Тускнеют угли. В полумраке
Прозрачный вьется огонек.
Так плещет на багряном маке
Крылом лазурным мотылек (…)
 

Какой бы зрительно точной ни была нарисованная картина погасающего камина, нам ее самой по себе (то есть в ее эмпирической наличности) недостаточно. Некое не обязательно осознанное или сформулированное «ну и что?» как герменевтическое беспокойство сопровождает то самое ожидание встречи, о котором шла речь. Именно в горизонте этого ожидания воспринимается фетовский камин. Но как раз поэтому ожидаемое символическое взаимное представительство различных смысловых слоев требует акта экспликации, а оценки, не выраженные непосредственно, нуждаются в выявлении с помощью процедуры демаркации. Как писал Х.-Г. Гадамер, «усилие понимания имеет место повсюду, где не происходит непосредственного понимания либо где приходится принимать в расчет возможность недоразумения» (Х.-Г. Гадамер. Истина и метод. М., 1988. С. 226).

Иначе говоря, усилия истолкования требует неизреченность художественного смысла, его сокрытость как погруженность в бытие. Причем типичные ошибки здесь связаны именно с игнорированием или недооценкой этой неизреченности. Интерпретация иногда сводится к пересказу, что коренится в растворении разницы между понятиями содержания («транскрипцией» которого, как это называет М. М. Бахтин, является пересказ) и смысла: смысл – это то, о чем. Интерпретация иногда сводится к нравоучению, что идет от недифференцированности этических («жизненных») и эстетических оценок: смысл – это то, чему нас учит эта книга.

Само сравнение в приведенном фетовском четверостишии ближайшим образом является чисто зрительным уподоблением потухающего камина и мотылька. Как далее это развертывается? Мотылек соединяет красоту с недолговечностью и хрупкостью. Это значение, благодаря сравнению в первой строфе, взаимодействует с образом погасающего камина, однако выявляется указанное взаимодействие благодаря усилию экспликации: погасание недолговечность, хрупкость. Все это проецируется на камин как атрибут дома, человеком освоенный мир (хотя даже при отсутствии таких прямых упоминаний проекция художественно изображаемого на человеческую жизнь a priori обязательна). Благодаря этому названный смысл обнаруживает антропологическое измерение.

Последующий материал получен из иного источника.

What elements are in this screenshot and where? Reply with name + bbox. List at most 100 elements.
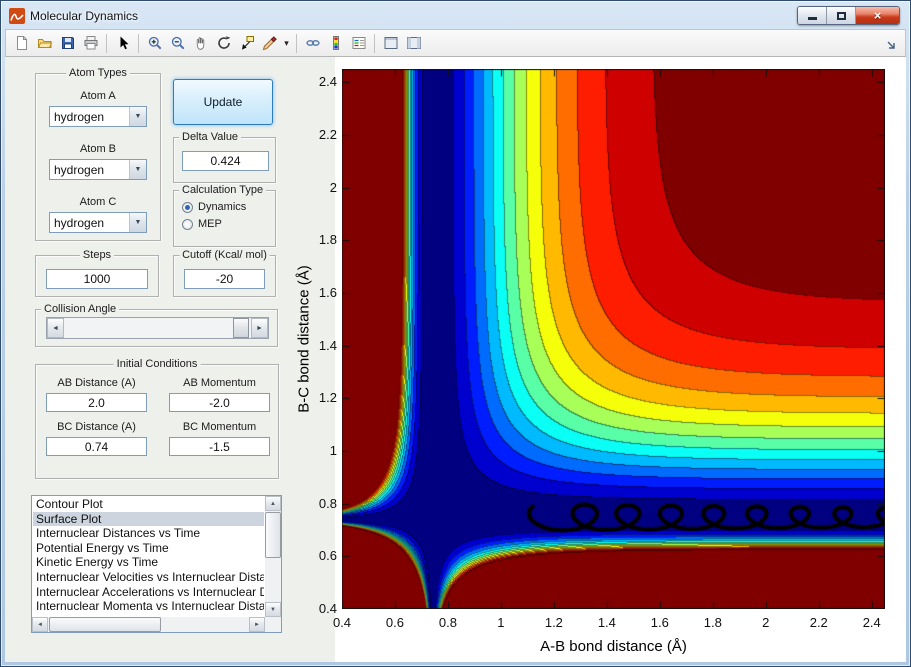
pan-button[interactable] [189,32,212,55]
field-label: AB Momentum [183,377,256,389]
show-plot-tools-button[interactable] [402,32,425,55]
data-cursor-button[interactable] [235,32,258,55]
close-button[interactable]: × [856,7,899,24]
zoom-in-button[interactable] [143,32,166,55]
scroll-down-arrow[interactable]: ▼ [265,602,281,617]
window-title: Molecular Dynamics [30,9,139,23]
rotate-3d-button[interactable] [212,32,235,55]
y-tick-label: 1.2 [318,390,337,406]
field-input[interactable]: 2.0 [46,393,147,412]
radio-selected-icon[interactable] [182,201,193,213]
new-file-button[interactable] [10,32,33,55]
chevron-down-icon[interactable]: ▼ [129,213,146,232]
open-file-button[interactable] [33,32,56,55]
hide-plot-tools-button[interactable] [379,32,402,55]
atom-select[interactable]: hydrogen ▼ [49,106,147,127]
show-plot-tools-icon [406,37,421,49]
vertical-scrollbar-thumb[interactable] [265,512,281,558]
list-item[interactable]: Potential Energy vs Time [33,541,264,556]
field-input[interactable]: 0.74 [46,437,147,456]
zoom-out-button[interactable] [166,32,189,55]
list-item[interactable]: Internuclear Velocities vs Internuclear … [33,570,264,585]
x-tick-label: 1.2 [544,615,563,630]
steps-input[interactable]: 1000 [46,269,148,289]
insert-colorbar-button[interactable] [324,32,347,55]
y-tick-label: 0.4 [318,601,337,616]
initial-condition-field: BC Distance (A) 0.74 [46,421,147,456]
brush-button[interactable] [258,32,281,55]
field-input[interactable]: -1.5 [169,437,270,456]
list-item[interactable]: Surface Plot [33,511,264,527]
collision-angle-title: Collision Angle [41,303,120,315]
x-tick-label: 1.4 [597,615,616,630]
slider-thumb[interactable] [233,318,249,338]
scrollbar-corner [265,617,281,632]
list-item[interactable]: Internuclear Momenta vs Internuclear Dis… [33,599,264,614]
y-tick-label: 1.6 [318,284,337,300]
initial-condition-field: AB Momentum -2.0 [169,377,270,412]
vertical-scrollbar[interactable]: ▲ ▼ [265,496,281,617]
atom-select[interactable]: hydrogen ▼ [49,212,147,233]
insert-legend-button[interactable] [347,32,370,55]
calc-option[interactable]: MEP [182,218,246,230]
y-tick-label: 2.2 [318,126,337,142]
calc-option-label: MEP [198,218,222,230]
list-item[interactable]: Internuclear Distances vs Time [33,526,264,541]
minimize-button[interactable] [798,7,827,24]
delta-value-title: Delta Value [179,131,242,143]
horizontal-scrollbar[interactable]: ◄ ► [32,617,265,632]
print-figure-button[interactable] [79,32,102,55]
dock-arrow-icon [887,41,895,49]
atom-select-value: hydrogen [54,163,105,177]
maximize-button[interactable] [827,7,856,24]
initial-conditions-title: Initial Conditions [113,358,201,370]
atom-select-value: hydrogen [54,110,105,124]
controls-panel: Atom Types Atom Ahydrogen ▼ Atom Bhydrogen… [5,57,335,662]
link-plot-button[interactable] [301,32,324,55]
atom-types-panel: Atom Types Atom Ahydrogen ▼ Atom Bhydrogen… [35,67,161,241]
toolbar-separator [374,33,375,53]
update-button[interactable]: Update [173,79,273,125]
chevron-down-icon[interactable]: ▼ [129,107,146,126]
x-tick-label: 1 [497,615,505,630]
y-tick-label: 2.4 [318,74,337,90]
toolbar-separator [138,33,139,53]
slider-right-arrow[interactable]: ► [251,318,268,338]
y-tick-label: 1 [329,442,337,458]
y-tick-label: 2 [329,179,337,195]
dock-figure-button[interactable] [880,34,903,57]
delta-value-input[interactable]: 0.424 [182,151,269,171]
titlebar[interactable]: Molecular Dynamics × [5,3,906,29]
edit-plot-button[interactable] [111,32,134,55]
horizontal-scrollbar-thumb[interactable] [49,617,161,632]
y-tick-label: 1.8 [318,232,337,248]
list-item[interactable]: Internuclear Accelerations vs Internucle… [33,585,264,600]
atom-label: Atom A [80,90,116,102]
calc-option[interactable]: Dynamics [182,201,246,213]
collision-angle-panel: Collision Angle ◄ ► [35,303,278,347]
contour-canvas[interactable] [342,69,885,609]
rotate-3d-icon [217,36,230,49]
list-item[interactable]: Kinetic Energy vs Time [33,555,264,570]
scroll-left-arrow[interactable]: ◄ [32,617,48,632]
zoom-out-icon [171,36,184,50]
atom-label: Atom B [79,143,117,155]
pan-hand-icon [196,37,204,50]
new-file-icon [16,36,27,50]
save-figure-button[interactable] [56,32,79,55]
cutoff-input[interactable]: -20 [184,269,265,289]
list-item[interactable]: Contour Plot [33,497,264,512]
scroll-up-arrow[interactable]: ▲ [265,496,281,511]
link-chain-icon [305,40,320,46]
contour-plot-axes [342,69,885,609]
scroll-right-arrow[interactable]: ► [249,617,265,632]
brush-menu-button[interactable]: ▾ [281,32,292,55]
chevron-down-icon[interactable]: ▼ [129,160,146,179]
radio-icon[interactable] [182,218,193,230]
atom-select[interactable]: hydrogen ▼ [49,159,147,180]
x-tick-label: 2 [762,615,770,630]
slider-left-arrow[interactable]: ◄ [47,318,64,338]
collision-angle-slider[interactable]: ◄ ► [46,317,269,339]
field-input[interactable]: -2.0 [169,393,270,412]
plot-type-listbox[interactable]: Contour Plot Surface Plot Internuclear Dis… [31,495,282,633]
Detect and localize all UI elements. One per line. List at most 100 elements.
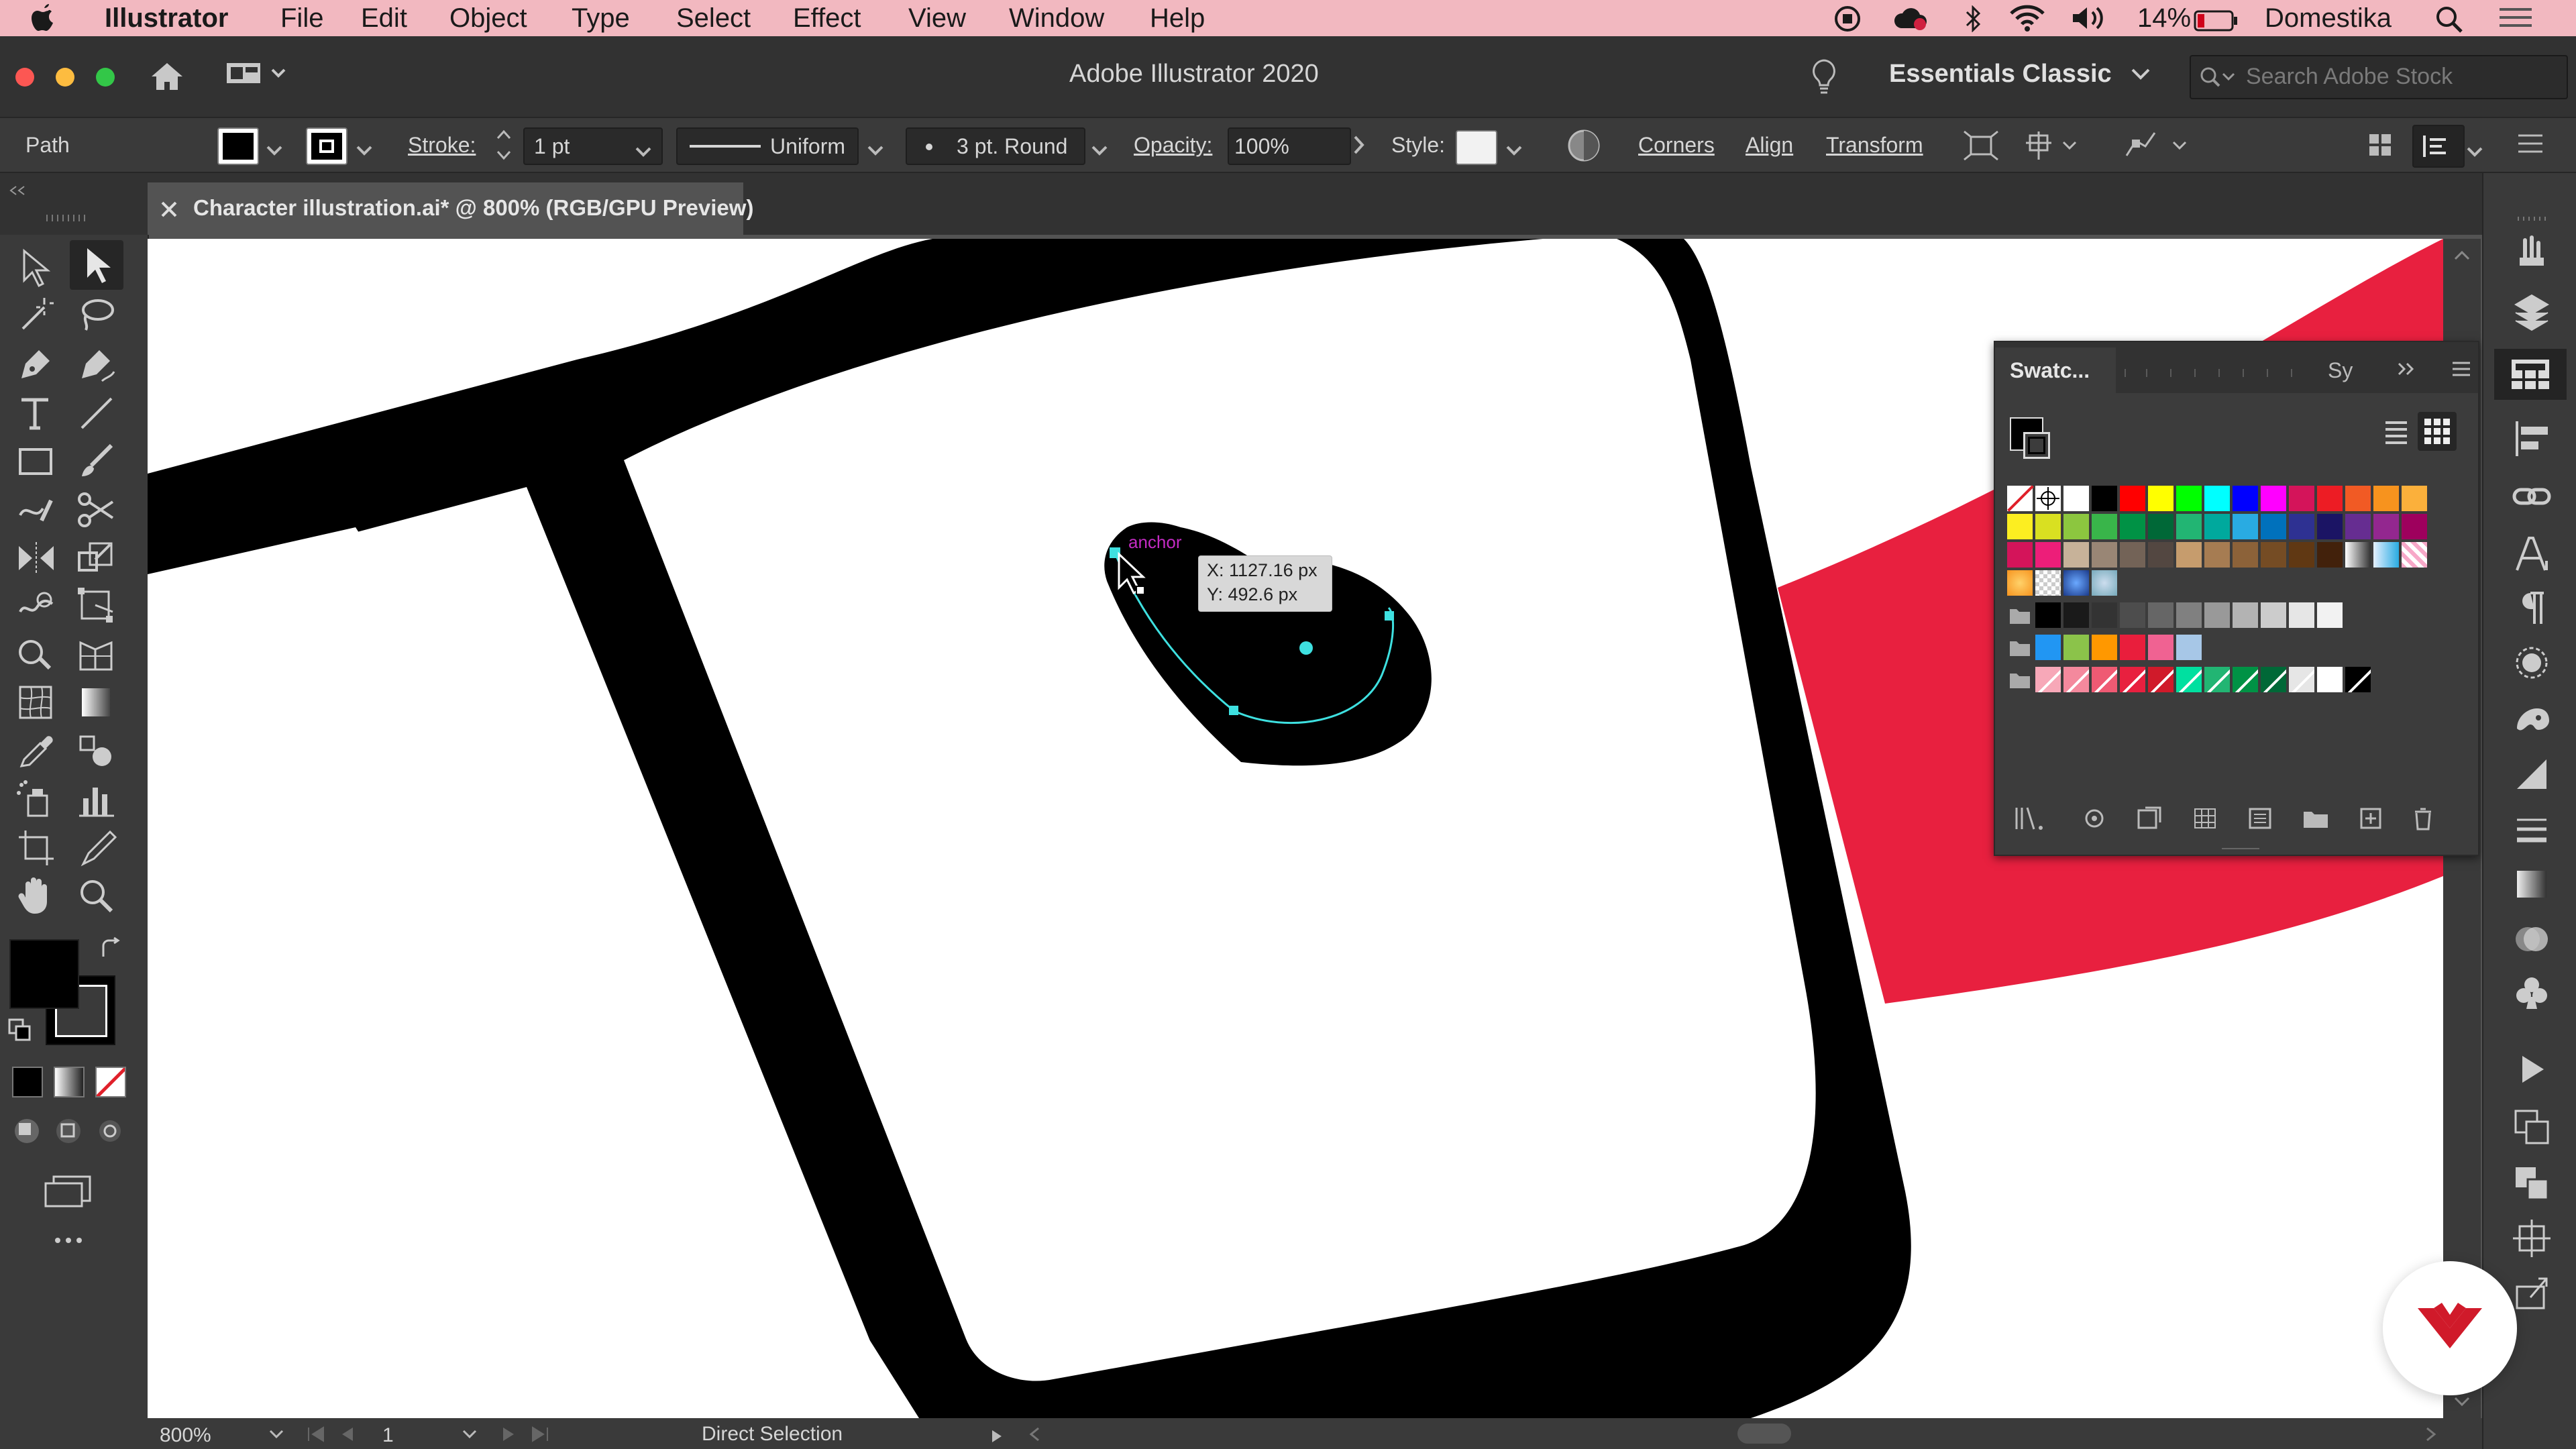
swatch-chip[interactable] <box>2120 514 2145 539</box>
swatch-chip[interactable] <box>2063 542 2089 568</box>
fill-color-dropdown[interactable] <box>217 127 259 165</box>
align-link[interactable]: Align <box>1746 131 1793 158</box>
swatch-chip[interactable] <box>2120 486 2145 511</box>
swatch-chip[interactable] <box>2007 514 2033 539</box>
screen-record-icon[interactable] <box>1834 5 1861 39</box>
user-name[interactable]: Domestika <box>2265 1 2392 35</box>
window-minimize-button[interactable] <box>55 67 75 91</box>
swatch-chip[interactable] <box>2317 514 2343 539</box>
artboard-tool-icon[interactable] <box>15 826 58 869</box>
swatch-chip[interactable] <box>2345 514 2371 539</box>
selection-tool-icon[interactable] <box>15 246 58 288</box>
menu-view[interactable]: View <box>908 1 966 35</box>
menu-effect[interactable]: Effect <box>793 1 861 35</box>
status-menu-arrow-icon[interactable] <box>990 1426 1004 1449</box>
recolor-artwork-icon[interactable] <box>1567 129 1601 168</box>
fill-color-front[interactable] <box>9 939 79 1009</box>
artboards-panel-icon[interactable] <box>2512 1107 2552 1150</box>
blend-tool-icon[interactable] <box>75 730 118 773</box>
swatch-chip[interactable] <box>2345 667 2371 692</box>
panel-menu-icon[interactable] <box>2451 361 2471 380</box>
swatch-chip[interactable] <box>2289 602 2314 628</box>
swatch-chip[interactable] <box>2176 667 2202 692</box>
shaper-tool-icon[interactable] <box>15 488 58 531</box>
stroke-weight-field[interactable]: 1 pt <box>523 127 663 165</box>
swatch-chip[interactable] <box>2092 602 2117 628</box>
swatch-chip[interactable] <box>2261 514 2286 539</box>
swatch-chip[interactable] <box>2233 486 2258 511</box>
free-transform-tool-icon[interactable] <box>75 585 118 628</box>
warp-tool-icon[interactable] <box>15 585 58 628</box>
transform-link[interactable]: Transform <box>1826 131 1923 158</box>
swatch-chip[interactable] <box>2148 486 2174 511</box>
properties-toggle[interactable] <box>2412 125 2465 168</box>
collapse-panel-icon[interactable] <box>8 185 28 199</box>
menu-edit[interactable]: Edit <box>361 1 407 35</box>
type-tool-icon[interactable] <box>15 392 58 435</box>
swatch-chip[interactable] <box>2063 514 2089 539</box>
stroke-panel-icon[interactable] <box>2512 754 2552 798</box>
swatch-chip[interactable] <box>2092 514 2117 539</box>
swatch-chip[interactable] <box>2148 542 2174 568</box>
stroke-color-dropdown[interactable] <box>306 127 347 165</box>
export-panel-icon[interactable] <box>2512 1273 2552 1317</box>
new-color-group-icon[interactable] <box>2192 805 2219 835</box>
swatch-options-icon[interactable] <box>2136 805 2163 835</box>
swatch-chip[interactable] <box>2092 570 2117 596</box>
menu-type[interactable]: Type <box>572 1 630 35</box>
draw-inside-icon[interactable] <box>95 1116 125 1149</box>
actions-panel-icon[interactable] <box>2512 1049 2552 1093</box>
arrange-panels-icon[interactable] <box>2367 131 2394 164</box>
puppet-warp-icon[interactable] <box>2123 130 2196 166</box>
stock-search-field[interactable]: Search Adobe Stock <box>2190 55 2568 99</box>
more-tools-icon[interactable] <box>54 1236 83 1248</box>
swatch-chip[interactable] <box>2289 667 2314 692</box>
show-swatch-kinds-icon[interactable] <box>2081 805 2108 835</box>
bluetooth-icon[interactable] <box>1962 5 1984 39</box>
swatch-chip[interactable] <box>2261 542 2286 568</box>
swatch-chip[interactable] <box>2063 635 2089 660</box>
swatch-chip[interactable] <box>2035 635 2061 660</box>
home-icon[interactable] <box>149 60 185 96</box>
stroke-weights-panel-icon[interactable] <box>2512 809 2552 853</box>
swatch-chip[interactable] <box>2345 542 2371 568</box>
swatch-chip[interactable] <box>2204 602 2230 628</box>
volume-icon[interactable] <box>2070 4 2108 39</box>
variable-width-profile[interactable]: Uniform <box>676 127 859 165</box>
brushes-panel-icon[interactable] <box>2512 699 2552 743</box>
symbol-sprayer-tool-icon[interactable] <box>15 778 58 821</box>
window-close-button[interactable] <box>15 67 35 91</box>
align-panel-icon[interactable] <box>2512 419 2552 462</box>
stroke-label[interactable]: Stroke: <box>408 131 476 158</box>
curvature-tool-icon[interactable] <box>75 343 118 386</box>
opacity-label[interactable]: Opacity: <box>1134 131 1212 158</box>
swatch-chip[interactable] <box>2148 667 2174 692</box>
gradient-mode-button[interactable] <box>54 1067 85 1097</box>
swatch-chip[interactable] <box>2092 486 2117 511</box>
swatch-chip[interactable] <box>2373 514 2399 539</box>
color-group-folder-icon[interactable] <box>2007 667 2033 692</box>
tab-swatches[interactable]: Swatc... <box>1995 347 2116 393</box>
rectangle-tool-icon[interactable] <box>15 440 58 483</box>
previous-artboard-icon[interactable] <box>339 1425 356 1448</box>
last-artboard-icon[interactable] <box>530 1425 550 1448</box>
tab-character-illustration[interactable]: Character illustration.ai* @ 800% (RGB/G… <box>148 182 753 235</box>
corners-link[interactable]: Corners <box>1638 131 1715 158</box>
dock-grip-icon[interactable] <box>2517 213 2551 225</box>
swatch-chip[interactable] <box>2035 667 2061 692</box>
zoom-tool-icon[interactable] <box>75 875 118 918</box>
swatch-chip[interactable] <box>2289 542 2314 568</box>
swatch-chip[interactable] <box>2402 486 2427 511</box>
swatch-chip[interactable] <box>2176 635 2202 660</box>
swatch-chip[interactable] <box>2233 542 2258 568</box>
swatch-chip[interactable] <box>2148 635 2174 660</box>
swatch-chip[interactable] <box>2345 486 2371 511</box>
first-artboard-icon[interactable] <box>306 1425 326 1448</box>
draw-normal-icon[interactable] <box>12 1116 42 1149</box>
swatch-chip[interactable] <box>2317 602 2343 628</box>
swatch-chip[interactable] <box>2035 486 2061 511</box>
chevron-down-icon[interactable] <box>1091 138 1108 163</box>
swatch-chip[interactable] <box>2035 514 2061 539</box>
swatch-chip[interactable] <box>2063 667 2089 692</box>
swatches-panel-icon[interactable] <box>2494 349 2567 400</box>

Но здесь же читатель совершает еще одну герменевтическую акцию: может быть, незаметно для себя самого он проводит идеальную ценностную границу между цветным (багряным, лазурным) и тусклым; между расцветом жизни и закатом; огнем и пеплом; между беззаботным порханием юности и трезвым неподвижным взглядом старости и так далее. Эта ценностная демаркация составляет с развертыванием символа единое целое. Поэтому, например, с оппозицией багряного, лазурного и тусклого взаимодействует противопоставление пестрого и серого во второй строфе.

Итак, герменевтическое «усилие», которое Гадамер считал неизбежным при отсутствии «непосредственного понимания», всегда имеет место в чтении художественных текстов. Следует заметить некое спотыкание, заминку, неизбежную встречу со странностями при восприятии художественного произведения. Это объясняется своего рода инерцией. Здесь можно воспользоваться кантовским открытием, связанным с определением смеха («аффект от внезапного превращения напряженного ожидания в ничто» – И. Кант. Собр. соч. Т. 5. М., 1966. С. 352). Обратив внимание на инерцию серьезного восприятия при встрече со смешным, Кант впервые рассмотрел смех как событие. Значение этого открытия, с нашей точки зрения, выходит за рамки теории комического. Событийность художественного восприятия вообще (а не только смехового) означает то, что читатель переступает границу жизни и искусства. Инерция прозаического восприятия художественной литературы проистекает из того обстоятельства, что мы, беря в руки книгу, находимся какое-то время еще в прозаической реальности.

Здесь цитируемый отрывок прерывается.